While this summer did see protests and even a few acts of self-immolation which fueled further action, it could not, on the whole, compare with last year’s massive turnout. It seems that such actions are not sustainable and that movements such as Leef’s must grow and move on. Currently, she says, she is working on a new initiative, to be unveiled in the coming weeks, and studying to increase her knowledge base in order to deal effectively with contentious social and economic issues.
“I have been working very hard in the past six, seven months studying and building something in order to push change to come,” she says.
Leef addressed accusations that she, and the movement she founded, are socialist head-on, saying, “people really love to call me a socialist. But I think I am more of a capitalist than people think. I think that what we need is balance. I think that what we need is a free market and the market, especially in Israel, is not free at all.
It’s not a democratic market at all, and the monopolies here are just atrocious. It is as if there is this small mob that is in control of every part of money-making business here.”
However, she continues, “at the same time we need welfare policy. I am not saying that everybody is equal. I’m a city girl. I was born and raised in Jerusalem, so I don’t have the mentality of a kibbutz. But at the same time I think that we need equal opportunity and I think that that balance is not really real. There are different models in this world, that you can see work.”
However, she declined to give an economic model that she believes would work for Israel, saying that Israel is “special” and that Israelis are “on a journey of discovering what Israel wants to be from the bottom up.”
While she says that she “can’t comment” on the nostalgia for Israel’s socialist days present during the summer protests as she “wasn’t alive then,” she did explain that one important component of the social j u s t i c e movement was restoring a sense of community that, she says, disappeared with the advent of Israeli capitalism.

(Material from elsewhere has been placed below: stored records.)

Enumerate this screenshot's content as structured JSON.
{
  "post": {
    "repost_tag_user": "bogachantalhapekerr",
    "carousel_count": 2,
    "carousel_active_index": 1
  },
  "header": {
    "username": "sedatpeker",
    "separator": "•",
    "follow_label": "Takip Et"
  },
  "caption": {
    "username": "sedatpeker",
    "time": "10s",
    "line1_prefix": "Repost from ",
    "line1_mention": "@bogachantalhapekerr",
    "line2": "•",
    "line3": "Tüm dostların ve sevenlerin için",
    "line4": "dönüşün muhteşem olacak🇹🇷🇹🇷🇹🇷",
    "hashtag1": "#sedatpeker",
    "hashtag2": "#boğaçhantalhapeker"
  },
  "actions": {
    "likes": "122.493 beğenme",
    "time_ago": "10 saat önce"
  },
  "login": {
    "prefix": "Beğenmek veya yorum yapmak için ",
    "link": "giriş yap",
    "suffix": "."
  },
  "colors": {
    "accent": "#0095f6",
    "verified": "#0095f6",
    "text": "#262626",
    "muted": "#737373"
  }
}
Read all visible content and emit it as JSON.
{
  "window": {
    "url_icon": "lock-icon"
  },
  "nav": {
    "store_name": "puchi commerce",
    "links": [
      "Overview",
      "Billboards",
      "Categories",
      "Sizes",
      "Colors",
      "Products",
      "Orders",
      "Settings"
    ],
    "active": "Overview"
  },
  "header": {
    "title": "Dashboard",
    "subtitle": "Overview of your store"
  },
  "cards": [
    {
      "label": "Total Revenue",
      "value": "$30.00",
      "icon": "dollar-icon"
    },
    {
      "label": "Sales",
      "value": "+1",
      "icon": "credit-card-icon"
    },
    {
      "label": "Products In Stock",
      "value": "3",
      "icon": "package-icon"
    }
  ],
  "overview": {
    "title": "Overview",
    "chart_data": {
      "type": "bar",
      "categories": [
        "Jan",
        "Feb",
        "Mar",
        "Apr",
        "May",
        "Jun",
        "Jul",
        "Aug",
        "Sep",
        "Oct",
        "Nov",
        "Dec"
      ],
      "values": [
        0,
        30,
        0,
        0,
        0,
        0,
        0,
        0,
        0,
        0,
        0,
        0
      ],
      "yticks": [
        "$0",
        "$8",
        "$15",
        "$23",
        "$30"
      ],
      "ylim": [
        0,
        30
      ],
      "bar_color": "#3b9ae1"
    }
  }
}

“I can tell you this,” Leef explains.
“I am part of a generation that was already born into neo-liberalism. We have been asked since the age of five what we want to do as a career when we grow up, and we live in competition with one another in [terms of] grades, status and materialism from a very early stage. I think that in a way, in Israel we have been sold the American dream from childhood on, and for me, and I think for the people my of age group, that didn’t drain the swamps... This is our swamp; basically, we need to drain it.
“I think that this is a very patriotic year for my generation because by going out in the streets we [understand] neo-liberalism and this sort of dog-eat-dog world that was created around us and that we were educated to be a part of took away community life from us. For this we are homeless.
So I feel that until July 13 [when she set up her tent] I didn’t belong anywhere because society has been teaching me, as it has many others: ‘Don’t put your roots down anywhere, because you need to keep your options open.’” While most of the protesters have gone home, even Leef’s detractors admit that she has managed to put the economy back on the agenda.
While she is unwilling to say at this point what the next stage of her struggle will look like, she was emphatic that the movement is “not about” her and that “anything you set your mind to you can achieve.”
However, Leef’s efforts do not satisfy all of the residents of the last protest/homeless camp in Tel Aviv.
“It will come to violence,” says one of the residents, who asks to remain anonymous.
It probably won’t, and most of the protesters will likely not come back to the streets of Tel Aviv in last year’s numbers, but at least, agree Leef, Plaut and Sauer, the issue of Israel’s economy is now back on the agenda.